O governo também indicou que tal questionamento sobre o comportamento do presidente não seria tolerado.
"O governo brasileiro considera injustificáveis as alegações encaminhadas e até mesmo o fato de os distintos relatores questionarem o chefe de estado do Brasil por suas decisões que estão totalmente dentro do escopo de suas atribuições legais", responde o governo em sua carta.
"Inicialmente, vale a pena lembrar que o Brasil é uma democracia sólida, com instituições em totalmente funcionamento, regida por princípios constitucionais e garantias baseadas nos mais altos padrões do Estado de direito, incluindo o direito à liberdade de pensamento, o direito à liberdade de expressão e o direito à liberdade de opinião", disse Brasília. "Tais direitos, claro, estendem-se aos detentores dos mais altos cargos na República", alertou.
"A opinião de qualquer brasileiro ou estrangeiro residente no Brasil sobre um determinado episódio da história brasileira é livre e deve ser respeitada, incluindo a opinião das autoridades", apontou o governo em resposta à ONU.
"A Constituição brasileira garante a liberdade de expressão de pensamento ou opinião - inclusive positiva - sobre os governos militares no período 1964-1985", insistiu a carta.
O documento relata como "as pessoas que relacionam danos e prejuízos ao período entre 1964 e 1985 têm pleno direito à liberdade de opinião (e à livre expressão de tal opinião)". "Essas pessoas podem recorrer ao Poder Judiciário, se entenderem que qualquer declaração ou opinião de um compatriota pode tê-los ofendido. Este é um mecanismo tipicamente democrático e, portanto, garantido no Brasil", justificam.
A carta indica que o estado brasileiro já reconheceu as violações e "reparou as pessoas que se viam como objeto de tais violações".
No documento, porém, a Comissão da Verdade é uma vez mais alvo de um ataque por não ter analisado "os crimes e agressões perpetrados pela oposição armada ao regime".

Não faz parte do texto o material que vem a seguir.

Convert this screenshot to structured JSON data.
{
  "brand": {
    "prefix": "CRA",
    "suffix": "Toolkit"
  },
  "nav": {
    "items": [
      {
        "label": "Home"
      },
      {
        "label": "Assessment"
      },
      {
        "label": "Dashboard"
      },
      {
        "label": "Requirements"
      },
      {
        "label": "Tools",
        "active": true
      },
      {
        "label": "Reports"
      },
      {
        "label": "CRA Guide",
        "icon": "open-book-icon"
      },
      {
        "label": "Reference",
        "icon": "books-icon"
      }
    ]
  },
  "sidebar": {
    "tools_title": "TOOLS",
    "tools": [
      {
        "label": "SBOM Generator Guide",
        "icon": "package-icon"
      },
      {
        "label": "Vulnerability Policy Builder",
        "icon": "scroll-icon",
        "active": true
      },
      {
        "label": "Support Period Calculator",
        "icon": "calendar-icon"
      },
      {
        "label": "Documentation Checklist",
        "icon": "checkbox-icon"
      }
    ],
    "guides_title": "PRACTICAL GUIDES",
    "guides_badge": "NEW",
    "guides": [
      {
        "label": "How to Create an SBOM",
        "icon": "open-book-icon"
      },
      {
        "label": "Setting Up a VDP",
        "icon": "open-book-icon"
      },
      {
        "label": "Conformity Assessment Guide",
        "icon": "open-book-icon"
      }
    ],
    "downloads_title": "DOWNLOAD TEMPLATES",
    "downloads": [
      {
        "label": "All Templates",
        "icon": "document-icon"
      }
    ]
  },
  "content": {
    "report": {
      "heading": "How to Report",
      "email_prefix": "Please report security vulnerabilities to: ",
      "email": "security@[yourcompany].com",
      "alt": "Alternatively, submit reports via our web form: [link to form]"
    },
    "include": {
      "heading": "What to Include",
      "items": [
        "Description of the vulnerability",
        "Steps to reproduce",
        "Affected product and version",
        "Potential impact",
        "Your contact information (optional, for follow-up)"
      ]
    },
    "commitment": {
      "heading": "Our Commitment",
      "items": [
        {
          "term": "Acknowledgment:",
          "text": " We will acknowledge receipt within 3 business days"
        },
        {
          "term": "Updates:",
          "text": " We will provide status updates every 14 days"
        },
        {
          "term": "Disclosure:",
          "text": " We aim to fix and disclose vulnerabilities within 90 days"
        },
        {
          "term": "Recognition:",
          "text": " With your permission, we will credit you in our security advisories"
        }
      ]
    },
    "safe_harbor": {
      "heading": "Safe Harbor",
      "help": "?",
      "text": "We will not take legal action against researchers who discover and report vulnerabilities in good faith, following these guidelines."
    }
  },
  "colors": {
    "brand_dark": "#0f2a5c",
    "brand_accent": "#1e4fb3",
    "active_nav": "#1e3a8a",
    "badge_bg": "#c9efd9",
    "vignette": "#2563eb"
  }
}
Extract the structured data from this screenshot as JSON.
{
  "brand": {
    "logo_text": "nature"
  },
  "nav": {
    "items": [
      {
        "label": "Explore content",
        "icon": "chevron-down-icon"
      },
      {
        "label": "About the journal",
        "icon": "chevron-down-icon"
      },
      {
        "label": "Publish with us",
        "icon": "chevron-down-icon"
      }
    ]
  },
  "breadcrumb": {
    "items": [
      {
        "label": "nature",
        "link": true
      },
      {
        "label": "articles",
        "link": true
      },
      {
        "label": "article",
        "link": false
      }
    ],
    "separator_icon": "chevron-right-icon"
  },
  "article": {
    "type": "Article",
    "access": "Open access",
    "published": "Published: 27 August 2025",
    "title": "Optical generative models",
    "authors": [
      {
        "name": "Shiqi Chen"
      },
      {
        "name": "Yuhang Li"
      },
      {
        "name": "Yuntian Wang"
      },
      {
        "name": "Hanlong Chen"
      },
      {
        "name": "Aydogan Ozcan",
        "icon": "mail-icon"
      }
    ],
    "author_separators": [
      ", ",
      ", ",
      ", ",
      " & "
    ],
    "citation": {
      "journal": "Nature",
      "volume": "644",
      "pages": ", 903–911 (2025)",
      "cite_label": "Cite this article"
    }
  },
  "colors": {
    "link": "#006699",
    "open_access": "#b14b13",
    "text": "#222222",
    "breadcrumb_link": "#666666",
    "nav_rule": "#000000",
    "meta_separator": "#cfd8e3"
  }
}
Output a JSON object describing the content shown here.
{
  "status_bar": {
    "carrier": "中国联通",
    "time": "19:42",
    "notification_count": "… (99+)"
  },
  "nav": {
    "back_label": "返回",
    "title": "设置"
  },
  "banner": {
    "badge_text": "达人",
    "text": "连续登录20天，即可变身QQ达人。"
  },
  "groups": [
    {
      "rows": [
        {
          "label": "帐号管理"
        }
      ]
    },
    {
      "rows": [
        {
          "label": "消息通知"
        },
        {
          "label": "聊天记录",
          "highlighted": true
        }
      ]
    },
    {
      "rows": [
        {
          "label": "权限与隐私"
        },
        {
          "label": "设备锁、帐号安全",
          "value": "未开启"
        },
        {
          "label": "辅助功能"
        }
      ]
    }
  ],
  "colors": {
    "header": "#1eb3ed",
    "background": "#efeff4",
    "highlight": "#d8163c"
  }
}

Além de defender que as comissões continuam operando, o governo indica que a lei permite que seja o presidente quem escolha os membros de algumas das iniciativas.
O carta ainda alega que o governo "continua com vários projetos na área, como a análise dos restos mortais exumados boné do Cemitério Dom Bosco, especialmente de sua vala clandestina, localizada no bairro de Perús, em São Paulo, com o objetivo de identificar pessoas mortas e desaparecidas", completa.